Multiphase flows simulation with the particle finite element method and its comparison with eulerian alternatives

JUAN M. GIMENEZ; SANTIAGO MÁRQUEZ DAMIÁN; HORACIO AGUERRE; NORBERTO M. NIGRO; SERGIO R. IDELSOHN

Bariloche

Congreso; ENIEF 2014; 2014

AMCA

The latest version of the Particle-Finite Element Method (PFEM), which incorporates the novel explicit integration strategy named eXplicit Integration of Velocity and Acceleration following Streamlines (X-IVAS), has proven to be fast and accurate to solve homogeneous flows, mainly thanks to the possibility of using large time-steps. In this work the extension of this strategy to solve multiphase flows is presented, where the calculation of the interface evolution is of fundamental importance. In Eulerian formulations, one of the most used strategies to determine the interface position is the advection of an indicator function. This approach is followed, by example, in the Volume of Fluid (VoF) technique, which can add limiters as a method of guaranteeing boundedness and/or sharpness of phasefractions. On the other hand, Lagrangian frames use typically marker particles. In the case of PFEM, the same set of particles transported for flow calculation allows to carry a marker function to determinate the interface position without any extra cost.

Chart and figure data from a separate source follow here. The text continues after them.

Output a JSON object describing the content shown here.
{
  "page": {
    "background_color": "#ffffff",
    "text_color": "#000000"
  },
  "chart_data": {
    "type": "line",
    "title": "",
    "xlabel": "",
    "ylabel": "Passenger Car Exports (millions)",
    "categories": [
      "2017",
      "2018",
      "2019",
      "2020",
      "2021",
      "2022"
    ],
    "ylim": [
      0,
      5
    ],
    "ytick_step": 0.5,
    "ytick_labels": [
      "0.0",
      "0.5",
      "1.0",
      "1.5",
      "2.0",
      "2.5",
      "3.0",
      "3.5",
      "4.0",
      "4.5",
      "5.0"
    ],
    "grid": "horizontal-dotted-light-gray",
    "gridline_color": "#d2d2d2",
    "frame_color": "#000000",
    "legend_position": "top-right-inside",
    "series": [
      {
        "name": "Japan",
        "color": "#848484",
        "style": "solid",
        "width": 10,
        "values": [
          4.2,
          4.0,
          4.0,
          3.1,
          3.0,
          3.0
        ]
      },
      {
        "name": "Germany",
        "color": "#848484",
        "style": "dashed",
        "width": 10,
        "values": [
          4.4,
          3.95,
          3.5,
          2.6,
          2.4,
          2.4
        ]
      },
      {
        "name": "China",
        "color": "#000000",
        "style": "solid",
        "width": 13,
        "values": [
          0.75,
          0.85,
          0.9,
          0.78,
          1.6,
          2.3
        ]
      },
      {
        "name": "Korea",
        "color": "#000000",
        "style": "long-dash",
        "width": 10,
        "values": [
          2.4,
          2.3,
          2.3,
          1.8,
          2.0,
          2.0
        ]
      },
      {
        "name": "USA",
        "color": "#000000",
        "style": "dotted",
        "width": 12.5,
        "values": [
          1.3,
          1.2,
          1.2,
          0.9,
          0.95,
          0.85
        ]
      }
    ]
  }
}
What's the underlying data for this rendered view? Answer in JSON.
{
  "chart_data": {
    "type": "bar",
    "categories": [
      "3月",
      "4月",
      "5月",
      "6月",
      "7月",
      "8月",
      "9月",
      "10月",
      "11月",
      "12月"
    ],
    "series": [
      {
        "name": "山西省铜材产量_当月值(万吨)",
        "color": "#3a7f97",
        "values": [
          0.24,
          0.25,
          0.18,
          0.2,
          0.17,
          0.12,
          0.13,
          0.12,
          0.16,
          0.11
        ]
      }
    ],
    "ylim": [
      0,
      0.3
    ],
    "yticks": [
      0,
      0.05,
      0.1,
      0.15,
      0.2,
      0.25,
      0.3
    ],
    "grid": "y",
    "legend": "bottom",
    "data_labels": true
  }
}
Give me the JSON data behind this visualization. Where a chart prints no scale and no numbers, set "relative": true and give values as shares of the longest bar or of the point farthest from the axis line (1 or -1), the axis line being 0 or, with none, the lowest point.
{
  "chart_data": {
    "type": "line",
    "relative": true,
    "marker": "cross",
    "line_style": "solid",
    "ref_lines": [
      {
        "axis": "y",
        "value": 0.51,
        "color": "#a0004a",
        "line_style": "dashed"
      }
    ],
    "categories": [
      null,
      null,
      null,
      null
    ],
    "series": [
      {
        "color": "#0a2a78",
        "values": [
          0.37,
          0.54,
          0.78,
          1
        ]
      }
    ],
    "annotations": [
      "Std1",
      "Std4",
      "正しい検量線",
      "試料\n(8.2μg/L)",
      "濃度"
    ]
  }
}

In order to compare the accuracy of PFEM interface evolution strategy with the Eulerian one implemented in the widely used OpenFOAM(R) suite, several classical tests are presented. In addition to capture the sharpen interface evolution, PFEM algorithm includes the use of an enriched finite element space to avoid spurious solutions due to the discontinuity of pressure gradients, which also requires some changes in the streamline integration strategy. The description of those improvements are also presented in this work. Finally the PFEM algorithm is tested for a number of problems involving free surface flows with different ratio between the densities and viscosities of the fluids involved. The accuracy of the results are compared with reference ones, focusing in the capability of using large timesteps in contrast with Eulerian solvers, including those with implicit phase-fractions advection treatment, represented by the OpenFOAM(R)suite.